As I Skyped with family members in Florida and California to share that I had successfully defended my dissertation on World War II-era family separation in the USSR, I appreciated how unfathomable the predicament my historical actors faced – completely losing contact with family members – is to us today. Even as a global crisis compels us to remain at home and limit our interaction with our closest relatives, a panoply of technologies allows us to have virtual movie nights, happy hours, and Passover and Easter celebrations with them.
Soviet citizens caught up in the upheavals of the Second World War were not as fortunate. The Nazi invasion of the USSR in June 1941 uprooted them from their homes as millions were mobilized to serve on the front, evacuated into the Soviet interior, and forcibly displaced to the Third Reich by Nazi forces. Due to this mass displacement, many Soviet citizens completely lost contact with their family members and experienced the conflict as a trial of family separation and uncertainty concerning their relatives’ fate. This state of uncertainty was often temporary; it was resolved with receipt of the news of relatives’ whereabouts or of their death. Yet my research reveals that for tens of thousands of Soviet citizens, wartime family separation was a protracted ordeal. Many struggled for decades to find missing family members, long after the war itself had come to an end.

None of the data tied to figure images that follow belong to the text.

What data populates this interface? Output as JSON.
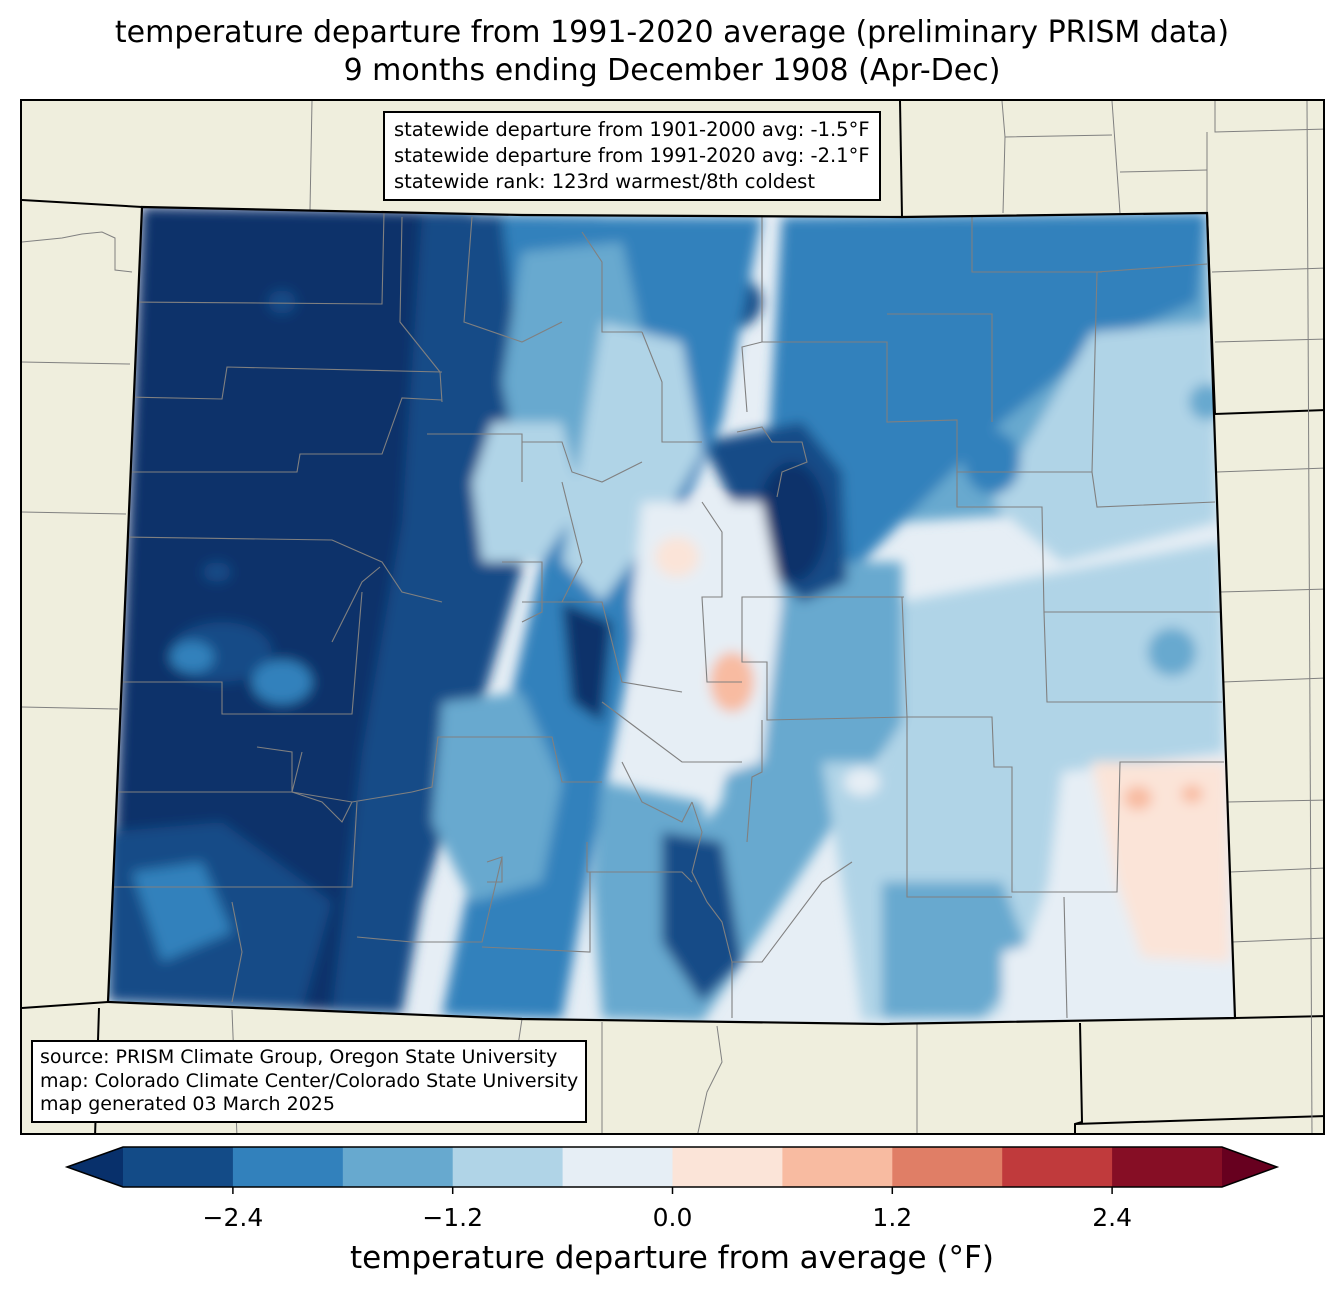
{
  "title": {
    "line1": "temperature departure from 1991-2020 average (preliminary PRISM data)",
    "line2": "9 months ending December 1908 (Apr-Dec)"
  },
  "stats": {
    "line1": "statewide departure from 1901-2000 avg: -1.5°F",
    "line2": "statewide departure from 1991-2020 avg: -2.1°F",
    "line3": "statewide rank: 123rd warmest/8th coldest"
  },
  "credits": {
    "line1": "source: PRISM Climate Group, Oregon State University",
    "line2": "map: Colorado Climate Center/Colorado State University",
    "line3": "map generated 03 March 2025"
  },
  "colorbar": {
    "label": "temperature departure from average (°F)",
    "levels": [
      -3.0,
      -2.4,
      -1.8,
      -1.2,
      -0.6,
      0.0,
      0.6,
      1.2,
      1.8,
      2.4,
      3.0
    ],
    "colors": [
      "#08306b",
      "#134b87",
      "#3281bc",
      "#67a9cf",
      "#b0d4e7",
      "#e6eef5",
      "#fbe4d8",
      "#f8bba1",
      "#e07e66",
      "#c03a3c",
      "#860e25",
      "#67001f"
    ],
    "ticks": [
      {
        "value": -2.4,
        "label": "−2.4"
      },
      {
        "value": -1.2,
        "label": "−1.2"
      },
      {
        "value": 0.0,
        "label": "0.0"
      },
      {
        "value": 1.2,
        "label": "1.2"
      },
      {
        "value": 2.4,
        "label": "2.4"
      }
    ]
  },
  "map_colors": {
    "background_land": "#efeedd",
    "county_lines": "#808080",
    "state_lines": "#000000"
  }
}
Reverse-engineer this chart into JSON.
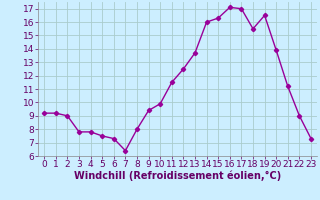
{
  "x": [
    0,
    1,
    2,
    3,
    4,
    5,
    6,
    7,
    8,
    9,
    10,
    11,
    12,
    13,
    14,
    15,
    16,
    17,
    18,
    19,
    20,
    21,
    22,
    23
  ],
  "y": [
    9.2,
    9.2,
    9.0,
    7.8,
    7.8,
    7.5,
    7.3,
    6.4,
    8.0,
    9.4,
    9.9,
    11.5,
    12.5,
    13.7,
    16.0,
    16.3,
    17.1,
    17.0,
    15.5,
    16.5,
    13.9,
    11.2,
    9.0,
    7.3
  ],
  "line_color": "#990099",
  "marker": "D",
  "marker_size": 2.2,
  "bg_color": "#cceeff",
  "grid_color": "#aacccc",
  "xlabel": "Windchill (Refroidissement éolien,°C)",
  "xlabel_fontsize": 7.0,
  "ylim": [
    6,
    17.5
  ],
  "xlim": [
    -0.5,
    23.5
  ],
  "yticks": [
    6,
    7,
    8,
    9,
    10,
    11,
    12,
    13,
    14,
    15,
    16,
    17
  ],
  "xticks": [
    0,
    1,
    2,
    3,
    4,
    5,
    6,
    7,
    8,
    9,
    10,
    11,
    12,
    13,
    14,
    15,
    16,
    17,
    18,
    19,
    20,
    21,
    22,
    23
  ],
  "tick_fontsize": 6.5,
  "line_width": 1.0,
  "label_color": "#660066"
}
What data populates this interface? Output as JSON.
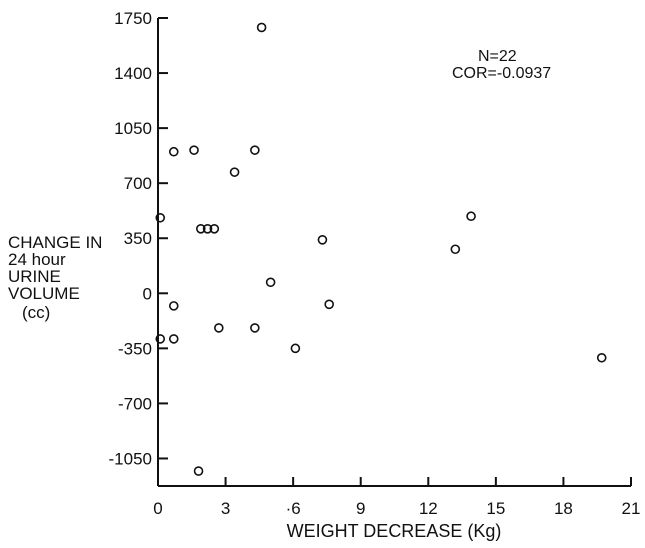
{
  "chart_data": {
    "type": "scatter",
    "xlabel": "WEIGHT DECREASE (Kg)",
    "ylabel_lines": [
      "CHANGE IN",
      "24 hour",
      "URINE",
      "VOLUME",
      "(cc)"
    ],
    "xlim": [
      0,
      21
    ],
    "ylim": [
      -1225,
      1750
    ],
    "x_ticks": [
      0,
      3,
      6,
      9,
      12,
      15,
      18,
      21
    ],
    "x_tick_labels": [
      "0",
      "3",
      "·6",
      "9",
      "12",
      "15",
      "18",
      "21"
    ],
    "y_ticks": [
      1750,
      1400,
      1050,
      700,
      350,
      0,
      -350,
      -700,
      -1050
    ],
    "y_tick_labels": [
      "1750",
      "1400",
      "1050",
      "700",
      "350",
      "0",
      "-350",
      "-700",
      "-1050"
    ],
    "annotations": [
      "N=22",
      "COR=-0.0937"
    ],
    "points": [
      {
        "x": 0.1,
        "y": 480
      },
      {
        "x": 0.7,
        "y": 900
      },
      {
        "x": 1.6,
        "y": 910
      },
      {
        "x": 4.3,
        "y": 910
      },
      {
        "x": 3.4,
        "y": 770
      },
      {
        "x": 4.6,
        "y": 1690
      },
      {
        "x": 1.9,
        "y": 410
      },
      {
        "x": 2.2,
        "y": 410
      },
      {
        "x": 2.5,
        "y": 410
      },
      {
        "x": 7.3,
        "y": 340
      },
      {
        "x": 13.2,
        "y": 280
      },
      {
        "x": 13.9,
        "y": 490
      },
      {
        "x": 5.0,
        "y": 70
      },
      {
        "x": 0.7,
        "y": -80
      },
      {
        "x": 7.6,
        "y": -70
      },
      {
        "x": 0.1,
        "y": -290
      },
      {
        "x": 0.7,
        "y": -290
      },
      {
        "x": 2.7,
        "y": -220
      },
      {
        "x": 4.3,
        "y": -220
      },
      {
        "x": 6.1,
        "y": -350
      },
      {
        "x": 19.7,
        "y": -410
      },
      {
        "x": 1.8,
        "y": -1130
      }
    ]
  }
}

My research explores how, in an age before cell phones and social media, Soviet citizens tried to find family members lost in war. While some sought their relatives through informal networks of distant family members, friends, and acquaintances, many appealed to the Soviet regime for assistance to locate missing kin. In the midst of extensive wartime devastation – the conflict ultimately left approximately 27 million Soviet citizens dead and 25 million homeless – Soviet authorities managed to help war-torn families. The Kremlin established a wartime radio program dedicated to helping evacuees in the Soviet interior and military personnel at the front re-establish contact with family members. Soviet authorities also established a wartime tracing bureau which collected data on over 7 million evacuees, received tracing inquiries concerning 17 million citizens from 1941 to 1947, and established the whereabouts of over 3 million of them.

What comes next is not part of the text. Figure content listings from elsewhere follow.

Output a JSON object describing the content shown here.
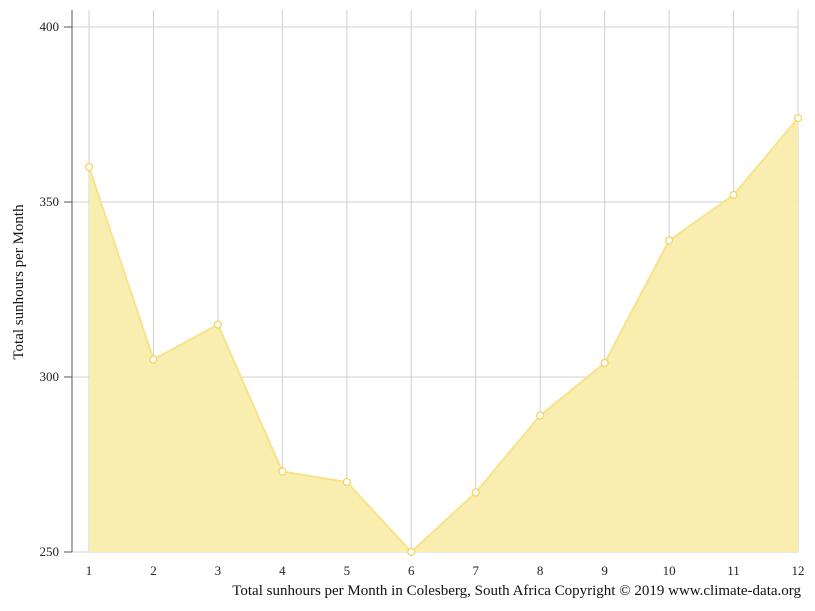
{
  "chart_data": {
    "type": "area",
    "x": [
      1,
      2,
      3,
      4,
      5,
      6,
      7,
      8,
      9,
      10,
      11,
      12
    ],
    "values": [
      360,
      305,
      315,
      273,
      270,
      249,
      267,
      289,
      304,
      339,
      352,
      374
    ],
    "xlabel": "",
    "ylabel": "Total sunhours per Month",
    "ylim": [
      250,
      400
    ],
    "yticks": [
      250,
      300,
      350,
      400
    ],
    "xticks": [
      1,
      2,
      3,
      4,
      5,
      6,
      7,
      8,
      9,
      10,
      11,
      12
    ],
    "grid": true,
    "colors": {
      "fill": "#f9eeaf",
      "line": "#f6e38a",
      "marker_fill": "#ffffff",
      "marker_stroke": "#f1d55a",
      "grid": "#d0d0d0",
      "axis": "#555555"
    }
  },
  "caption": "Total sunhours per Month in Colesberg, South Africa Copyright © 2019 www.climate-data.org"
}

The USSR thus managed to marshal its pre-war surveillance and propaganda infrastructure to help citizens find family members lost in war. Yet, my research reveals that once the war was over, the Kremlin ultimately prioritized reuniting displaced Soviet citizens with overarching Soviet society, rather than with their biological relatives. While recent research has illuminated how Western and Central European officials endeavored to reunite biological families to rehabilitate war-devastated nations, the Kremlin focused on reconstituting war-fractured Soviet society. It also championed that a shared Soviet identity could supersede the kinship ties torn asunder by the conflict and thereby suggested that the ideal Soviet family was not necessarily tied by blood, but bound by a shared commitment to the Soviet Motherland.
Despite the Kremlin’s assurances that overarching Soviet society could replace lost kin, Soviet citizens persisted in their efforts to find lost family members in the decades after the war’s end. Due to their dogged efforts and the advocacy of a renowned children’s poet Agniia Barto, a novel radio program, To Find a Person, was established in 1965 to help wartime orphans in their 20s and 30s trace any of their surviving family members. As many of them lost their family when they were young children and did not remember their basic biographical information, such as their birthplace and birthdate, their parents’ names, and even their own names, the program broadcast their distinctive childhood memories which had the potential to be recognized by surviving relatives. While many wartime orphans remembered their relatives and longed to be reunited with them, others sought surviving kin in order to “find themselves,” uncover their family origins, and determine their proper place in Soviet society.
The persistent search for relatives in the decades after the war suggests that many Soviet citizens believed that kinship ties were in fact the ties that bind. Yet over the course of my research, I have found some evidence that the official idealization of a supranational Soviet identity may have actually helped citizens cope with the devastating wartime losses. I plan to conduct further research to better understand the gamut of popular responses to the Kremlin’s idealization of “the great Soviet family” in a postwar landscape dominated by families irrevocably broken by total war.